Un problema serio se cierne
Según la Administración de Incendios de EE. UU. (USFA), el país sufre un promedio anual de 1.3 millones de incendios que resultan en 3,190 muertes civiles, 16,225 lesiones civiles y $14.7 mil millones en pérdidas directas de propiedad. Esto es una gran preocupación para la industria, especialmente en grandes edificios con contenidos combustibles o electrónicos, como almacenes, centros de cumplimiento, centros de despacho y centros de datos. Incluso las estaciones de carga de baterías son de mayor riesgo, siendo las baterías de iones de litio una preocupación particular.

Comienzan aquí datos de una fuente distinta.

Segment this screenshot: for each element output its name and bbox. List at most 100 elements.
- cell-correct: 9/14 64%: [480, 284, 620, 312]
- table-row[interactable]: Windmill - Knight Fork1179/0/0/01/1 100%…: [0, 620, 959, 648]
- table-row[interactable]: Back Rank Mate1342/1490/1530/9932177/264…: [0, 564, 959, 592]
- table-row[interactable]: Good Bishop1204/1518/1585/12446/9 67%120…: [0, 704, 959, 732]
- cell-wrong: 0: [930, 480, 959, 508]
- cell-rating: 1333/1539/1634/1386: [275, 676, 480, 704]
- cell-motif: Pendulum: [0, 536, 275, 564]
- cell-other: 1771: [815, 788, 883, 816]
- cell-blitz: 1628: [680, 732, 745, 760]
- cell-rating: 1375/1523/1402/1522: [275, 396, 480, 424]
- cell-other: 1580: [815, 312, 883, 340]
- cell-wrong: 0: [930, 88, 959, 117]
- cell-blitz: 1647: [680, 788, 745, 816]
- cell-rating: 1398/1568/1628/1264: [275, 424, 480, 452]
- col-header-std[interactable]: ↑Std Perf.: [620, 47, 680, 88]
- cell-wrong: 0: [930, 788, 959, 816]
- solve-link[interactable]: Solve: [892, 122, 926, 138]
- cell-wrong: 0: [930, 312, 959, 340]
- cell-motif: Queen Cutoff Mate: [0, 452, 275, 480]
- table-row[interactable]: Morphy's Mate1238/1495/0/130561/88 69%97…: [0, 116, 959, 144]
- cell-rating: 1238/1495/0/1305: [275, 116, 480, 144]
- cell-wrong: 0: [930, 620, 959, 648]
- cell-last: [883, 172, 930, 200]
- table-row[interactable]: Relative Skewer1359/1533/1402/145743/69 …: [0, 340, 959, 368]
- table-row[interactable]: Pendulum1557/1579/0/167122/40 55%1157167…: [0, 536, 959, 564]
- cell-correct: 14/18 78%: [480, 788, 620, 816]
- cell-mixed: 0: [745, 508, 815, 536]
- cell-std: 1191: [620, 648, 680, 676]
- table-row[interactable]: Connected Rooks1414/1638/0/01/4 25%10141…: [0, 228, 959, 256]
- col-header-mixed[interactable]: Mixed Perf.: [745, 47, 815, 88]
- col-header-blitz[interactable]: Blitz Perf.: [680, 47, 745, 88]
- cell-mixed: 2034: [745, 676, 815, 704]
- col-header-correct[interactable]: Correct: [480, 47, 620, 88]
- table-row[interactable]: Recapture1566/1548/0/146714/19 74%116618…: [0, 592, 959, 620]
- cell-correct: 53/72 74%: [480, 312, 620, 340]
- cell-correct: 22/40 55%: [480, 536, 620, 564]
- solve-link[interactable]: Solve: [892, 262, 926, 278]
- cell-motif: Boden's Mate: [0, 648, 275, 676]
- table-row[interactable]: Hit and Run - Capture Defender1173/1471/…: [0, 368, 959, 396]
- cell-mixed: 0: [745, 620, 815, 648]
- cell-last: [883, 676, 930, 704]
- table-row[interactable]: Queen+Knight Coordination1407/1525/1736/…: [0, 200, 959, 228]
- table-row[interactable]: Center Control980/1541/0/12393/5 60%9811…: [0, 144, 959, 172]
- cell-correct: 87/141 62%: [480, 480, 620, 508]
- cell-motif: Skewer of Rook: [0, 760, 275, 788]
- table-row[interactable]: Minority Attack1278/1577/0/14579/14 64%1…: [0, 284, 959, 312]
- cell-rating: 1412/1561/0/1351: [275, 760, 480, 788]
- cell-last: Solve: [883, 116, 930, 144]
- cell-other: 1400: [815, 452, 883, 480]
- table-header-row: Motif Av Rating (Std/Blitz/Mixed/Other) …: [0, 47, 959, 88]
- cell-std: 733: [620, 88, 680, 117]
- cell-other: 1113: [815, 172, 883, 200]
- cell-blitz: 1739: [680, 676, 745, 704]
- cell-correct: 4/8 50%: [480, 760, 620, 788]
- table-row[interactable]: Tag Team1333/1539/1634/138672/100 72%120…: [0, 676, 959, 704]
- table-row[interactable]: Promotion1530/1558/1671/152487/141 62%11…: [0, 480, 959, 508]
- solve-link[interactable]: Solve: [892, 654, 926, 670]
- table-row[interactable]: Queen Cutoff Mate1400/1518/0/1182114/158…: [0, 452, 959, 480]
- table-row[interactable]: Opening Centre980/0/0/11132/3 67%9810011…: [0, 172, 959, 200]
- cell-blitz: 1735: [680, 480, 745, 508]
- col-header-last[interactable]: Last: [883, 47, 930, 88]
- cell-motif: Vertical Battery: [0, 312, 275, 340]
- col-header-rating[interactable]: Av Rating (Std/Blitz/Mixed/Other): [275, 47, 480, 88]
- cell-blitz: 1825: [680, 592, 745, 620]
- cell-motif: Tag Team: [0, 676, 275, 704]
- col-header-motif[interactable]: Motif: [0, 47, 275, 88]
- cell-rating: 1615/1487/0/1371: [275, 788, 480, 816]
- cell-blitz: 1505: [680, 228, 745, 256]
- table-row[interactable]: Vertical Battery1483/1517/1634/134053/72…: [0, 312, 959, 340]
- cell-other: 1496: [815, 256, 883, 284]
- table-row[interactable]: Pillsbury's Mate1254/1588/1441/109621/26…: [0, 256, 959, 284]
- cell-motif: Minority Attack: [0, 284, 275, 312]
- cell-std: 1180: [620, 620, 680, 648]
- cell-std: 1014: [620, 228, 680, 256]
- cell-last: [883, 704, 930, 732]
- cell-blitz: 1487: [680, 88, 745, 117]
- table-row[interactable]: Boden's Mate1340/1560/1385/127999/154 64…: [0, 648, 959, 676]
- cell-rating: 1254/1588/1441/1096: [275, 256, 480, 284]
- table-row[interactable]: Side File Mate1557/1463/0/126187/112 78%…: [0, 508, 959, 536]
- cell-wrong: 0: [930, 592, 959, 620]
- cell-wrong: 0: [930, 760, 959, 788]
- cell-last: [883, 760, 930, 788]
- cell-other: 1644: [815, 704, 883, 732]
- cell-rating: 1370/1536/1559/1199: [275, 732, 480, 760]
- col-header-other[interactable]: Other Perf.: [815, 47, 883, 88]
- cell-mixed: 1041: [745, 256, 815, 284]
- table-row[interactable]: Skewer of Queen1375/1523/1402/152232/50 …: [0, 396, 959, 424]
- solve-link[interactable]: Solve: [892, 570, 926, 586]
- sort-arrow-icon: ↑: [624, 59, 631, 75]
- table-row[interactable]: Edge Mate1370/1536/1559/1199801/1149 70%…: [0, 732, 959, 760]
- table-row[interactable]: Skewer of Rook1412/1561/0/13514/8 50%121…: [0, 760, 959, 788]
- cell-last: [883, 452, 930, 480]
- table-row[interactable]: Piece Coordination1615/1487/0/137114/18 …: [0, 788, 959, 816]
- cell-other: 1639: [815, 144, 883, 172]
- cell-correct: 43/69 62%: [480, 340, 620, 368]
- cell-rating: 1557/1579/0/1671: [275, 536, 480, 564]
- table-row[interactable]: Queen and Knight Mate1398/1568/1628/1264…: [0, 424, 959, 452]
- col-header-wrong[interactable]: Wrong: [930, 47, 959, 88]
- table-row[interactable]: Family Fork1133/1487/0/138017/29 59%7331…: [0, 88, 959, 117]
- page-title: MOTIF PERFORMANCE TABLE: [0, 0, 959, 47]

Los métodos de detección existentes pueden ser útiles, pero tienen limitaciones en cuanto a verificación y tiempo de advertencia. Los detectores de humo emiten una alarma cuando detectan humo en el aire, pero esto solo ocurre después de que el fuego ya ha comenzado. Lo mismo aplica a los dispositivos de muestreo de aire, que analizan el aire en busca de partículas, aunque estos pueden detectar humo antes que un detector de humo.
Las cámaras ópticas también se utilizan como solución de seguridad, pero solo pueden advertir cuando las llamas son visibles, es decir, cuando el fuego ya ha comenzado.